6. Refrigerator Liners: Scrap PUL fabric makes for a great refrigerator liner. I cut fabric to fit my glass shelves and wipe the shelves down with water. The PUL liner then will adhere a bit to the shelf, protecting against stains if something spills. This makes cleanup easier and I just wash the liners on hot when they get dirty.
|Tutorials for ALL of these projects and more can be found in my Amazon eBook: The Complete Guide to Using, Laundering, and Sewing Reusable Cloth|
7. Custom Laundry Bag for Traveling: I used PUL to create a custom laundry bag for traveling. I wanted something waterproof so that sweaty or wet clothing and bathing suits wouldn’t make my suitcase musty or wet. Suitcases aren’t easy to clean and I wanted to keep ours smelling and looking new!
8. Serged PUL Bibs: PUL is a good waterproof option for bibs, although you may want to add an absorbent fabric as well.
9. Bowl Covers: Reusable bowl covers are made with food safe PUL and offer an alternative to plastic wrap or aluminum foil. They’re also really easy to put on.

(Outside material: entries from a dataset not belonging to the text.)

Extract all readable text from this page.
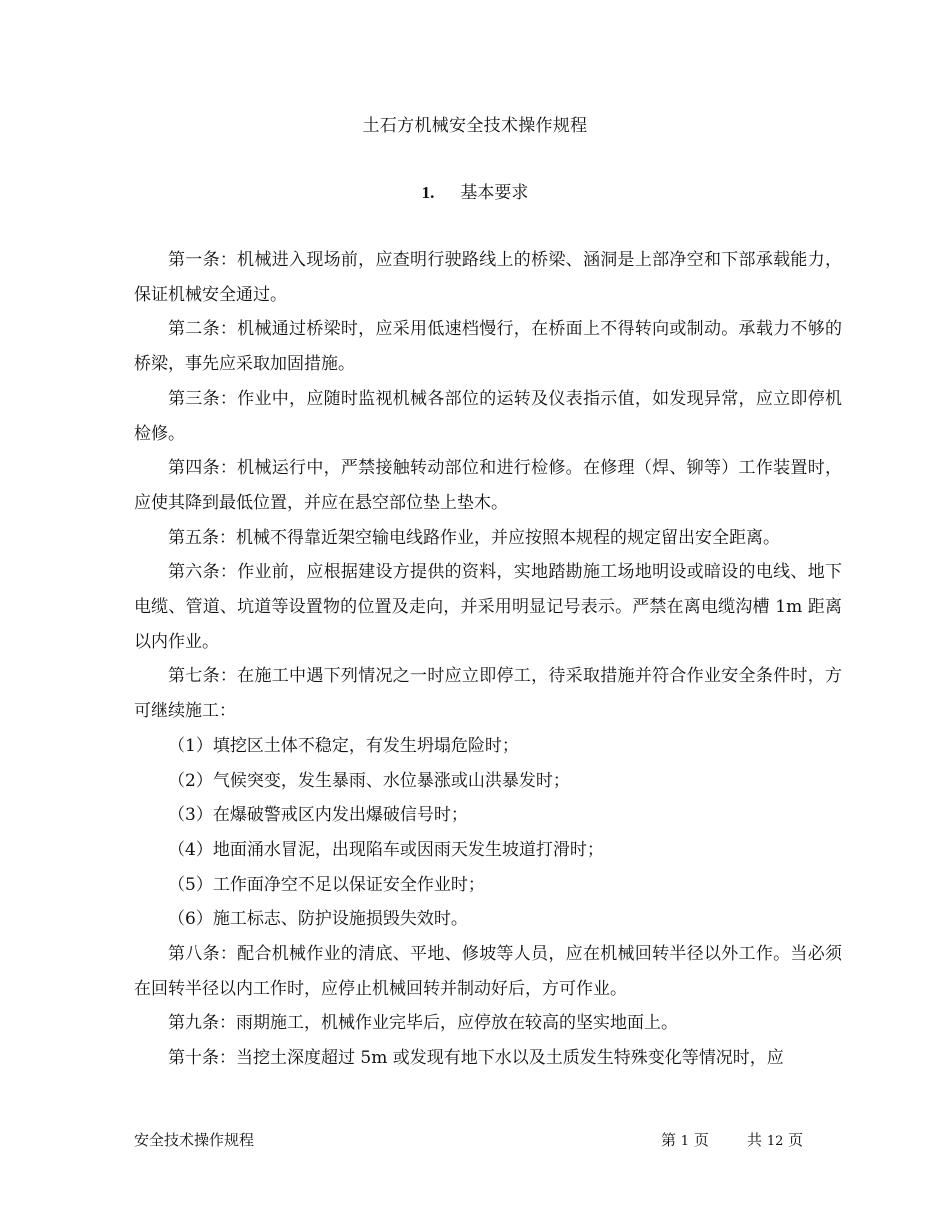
土石方机械安全技术操作规程
1. 基本要求

第一条：机械进入现场前，应查明行驶路线上的桥梁、涵洞是上部净空和下部承载能力，保证机械安全通过。

第二条：机械通过桥梁时，应采用低速档慢行，在桥面上不得转向或制动。承载力不够的桥梁，事先应采取加固措施。

第三条：作业中，应随时监视机械各部位的运转及仪表指示值，如发现异常，应立即停机检修。

第四条：机械运行中，严禁接触转动部位和进行检修。在修理（焊、铆等）工作装置时，应使其降到最低位置，并应在悬空部位垫上垫木。

第五条：机械不得靠近架空输电线路作业，并应按照本规程的规定留出安全距离。

第六条：作业前，应根据建设方提供的资料，实地踏勘施工场地明设或暗设的电线、地下电缆、管道、坑道等设置物的位置及走向，并采用明显记号表示。严禁在离电缆沟槽 1m 距离以内作业。

第七条：在施工中遇下列情况之一时应立即停工，待采取措施并符合作业安全条件时，方可继续施工：

（1）填挖区土体不稳定，有发生坍塌危险时；

（2）气候突变，发生暴雨、水位暴涨或山洪暴发时；

（3）在爆破警戒区内发出爆破信号时；

（4）地面涌水冒泥，出现陷车或因雨天发生坡道打滑时；

（5）工作面净空不足以保证安全作业时；

（6）施工标志、防护设施损毁失效时。

第八条：配合机械作业的清底、平地、修坡等人员，应在机械回转半径以外工作。当必须在回转半径以内工作时，应停止机械回转并制动好后，方可作业。

第九条：雨期施工，机械作业完毕后，应停放在较高的坚实地面上。

第十条：当挖土深度超过 5m 或发现有地下水以及土质发生特殊变化等情况时，应

安全技术操作规程	第 1 页	共 12 页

They fit well over half of a watermelon too!
10. Training Underwear: Similar to cloth diapers, training underwear is intended to hold some wet but still leave your child feeling wet so they know when to use the bathroom.
11. Swing Straps: I made some easy swing strap covers from PUL because I wanted something that would last outside in the rain and sun. Our swing’s straps weren’t gentle against baby’s skin without these.
12. Car Seat Protector: This pad has some absorbency and PUL to keep wet from soaking through to the car seat. It’s a good option for children who may leak through a diaper or training underwear.
15. Children’s Art Apron: Again, easy to wipe down and comes in cute fabrics.
17. Car Trash Bags: Lining these trash bags for the car with PUL made them a lot easier to clean if something spilled inside.